If you want to coerce a typed JSON response out of an LLM, you have a few options:
Control the token distributions via state machines with a regex or context-free grammar. The benefit of this method is correctness. You are guaranteed to get a valid response on the first generation. It comes at the cost of compute (the token distributions are computed and modified on every generation) and development time (it’s hard to define a valid regex or context-free grammar for every request/response that you want, especially in a prototyping phase).
Pydantic-type annotations that specify types and use a JSON parser to enforce structure (and to repair). This method uses prompt engineering and type hints (usually via a data validation layer like Pydantic) to send a templated prompt. The problem is that you have to deal with a third-party type system, and the method is strongly coupled to the programming language. In addition, when the model inevitably generates the wrong JSON, the compiler can’t provide helpful hints to repair the generation.
Proposing a third option: using the TypeScript type system to specify the output types for the desired response. With some intermediate layers of logic, you can achieve a high success rate at generating type-safe JSON responses for various types (even nested and complex ones).
I’m releasing another endpoint to my structured LLM API series on Thiggle:
/v1/completion/typed. The idea is a standard completion request extended to output valid JSON conforming to a specific response type. The type is specified in TypeScript types, which can include multiple types passed in alongside the prompt. Check out the documentation for more usage. Play around with it via a UI-based playground on thiggle.com/playground or via hosted API, api.thiggle.com.
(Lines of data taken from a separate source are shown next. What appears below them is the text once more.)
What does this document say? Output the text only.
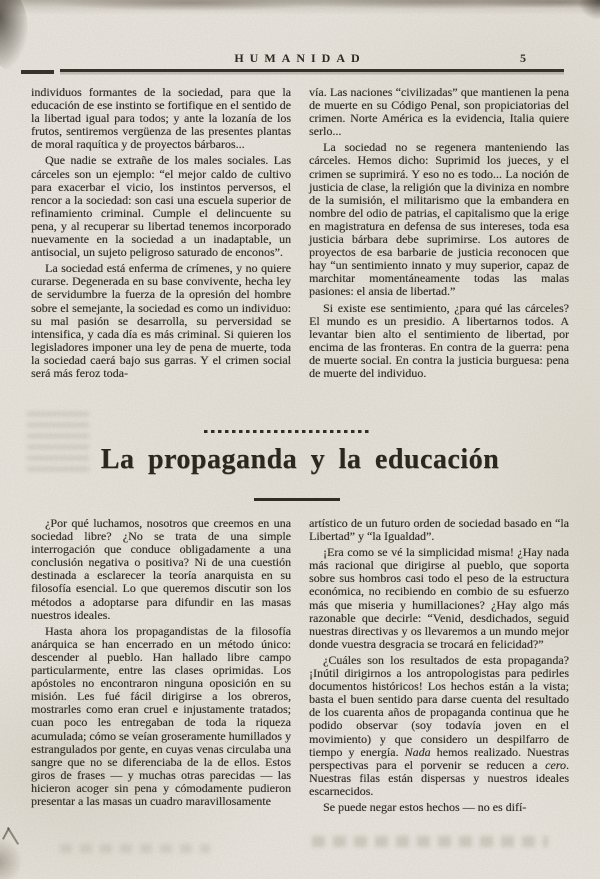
HUMANIDAD	5

individuos formantes de la sociedad, para que la educación de ese instinto se fortifique en el sentido de la libertad igual para todos; y ante la lozanía de los frutos, sentiremos vergüenza de las presentes plantas de moral raquítica y de proyectos bárbaros...

Que nadie se extrañe de los males sociales. Las cárceles son un ejemplo: “el mejor caldo de cultivo para exacerbar el vicio, los instintos perversos, el rencor a la sociedad: son casi una escuela superior de refinamiento criminal. Cumple el delincuente su pena, y al recuperar su libertad tenemos incorporado nuevamente en la sociedad a un inadaptable, un antisocial, un sujeto peligroso saturado de enconos”.

La sociedad está enferma de crímenes, y no quiere curarse. Degenerada en su base convivente, hecha ley de servidumbre la fuerza de la opresión del hombre sobre el semejante, la sociedad es como un individuo: su mal pasión se desarrolla, su perversidad se intensifica, y cada día es más criminal. Si quieren los legisladores imponer una ley de pena de muerte, toda la sociedad caerá bajo sus garras. Y el crimen social será más feroz toda-

vía. Las naciones “civilizadas” que mantienen la pena de muerte en su Código Penal, son propiciatorias del crimen. Norte América es la evidencia, Italia quiere serlo...

La sociedad no se regenera manteniendo las cárceles. Hemos dicho: Suprimid los jueces, y el crimen se suprimirá. Y eso no es todo... La noción de justicia de clase, la religión que la diviniza en nombre de la sumisión, el militarismo que la embandera en nombre del odio de patrias, el capitalismo que la erige en magistratura en defensa de sus intereses, toda esa justicia bárbara debe suprimirse. Los autores de proyectos de esa barbarie de justicia reconocen que hay “un sentimiento innato y muy superior, capaz de marchitar momentáneamente todas las malas pasiones: el ansia de libertad.”

Si existe ese sentimiento, ¿para qué las cárceles? El mundo es un presidio. A libertarnos todos. A levantar bien alto el sentimiento de libertad, por encima de las fronteras. En contra de la guerra: pena de muerte social. En contra la justicia burguesa: pena de muerte del individuo.

La propaganda y la educación

¿Por qué luchamos, nosotros que creemos en una sociedad libre? ¿No se trata de una simple interrogación que conduce obligadamente a una conclusión negativa o positiva? Ni de una cuestión destinada a esclarecer la teoría anarquista en su filosofía esencial. Lo que queremos discutir son los métodos a adoptarse para difundir en las masas nuestros ideales.

Hasta ahora los propagandistas de la filosofía anárquica se han encerrado en un método único: descender al pueblo. Han hallado libre campo particularmente, entre las clases oprimidas. Los apóstoles no encontraron ninguna oposición en su misión. Les fué fácil dirigirse a los obreros, mostrarles como eran cruel e injustamente tratados; cuan poco les entregaban de toda la riqueza acumulada; cómo se veían groseramente humillados y estrangulados por gente, en cuyas venas circulaba una sangre que no se diferenciaba de la de ellos. Estos giros de frases — y muchas otras parecidas — las hicieron acoger sin pena y cómodamente pudieron presentar a las masas un cuadro maravillosamente

artístico de un futuro orden de sociedad basado en “la Libertad” y “la Igualdad”.

¡Era como se vé la simplicidad misma! ¿Hay nada más racional que dirigirse al pueblo, que soporta sobre sus hombros casi todo el peso de la estructura económica, no recibiendo en combio de su esfuerzo más que miseria y humillaciones? ¿Hay algo más razonable que decirle: “Venid, desdichados, seguid nuestras directivas y os llevaremos a un mundo mejor donde vuestra desgracia se trocará en felicidad?”

¿Cuáles son los resultados de esta propaganda? ¡Inútil dirigirnos a los antropologistas para pedirles documentos históricos! Los hechos están a la vista; basta el buen sentido para darse cuenta del resultado de los cuarenta años de propaganda continua que he podido observar (soy todavía joven en el movimiento) y que considero un despilfarro de tiempo y energía. Nada hemos realizado. Nuestras perspectivas para el porvenir se reducen a cero. Nuestras filas están dispersas y nuestros ideales escarnecidos.

Se puede negar estos hechos — no es difí-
How does it differ from OpenAI function calling? First, it’s not tied to GPT-4 or OpenAI models. It can run on any base model, such as Llama 2. Second, it can handle more complex types that would be hard to describe in something more verbose, like JSON Schema. However, the caveat of not using a full logit approach is that the output is not guaranteed — there are some cases where the model can fail to coerce the model into outputting the right response
How is it different from some of the open-source libraries that do similar things? Your mileage may vary with different approaches. Some are integrated deeply into the client language via annotations or a separate specification. TypeScript types might not be the best schema for all responses, but it’s easy enough to translate basic types from your chosen programming language — and the type system is expressive enough to encompass most of the use cases from different languages.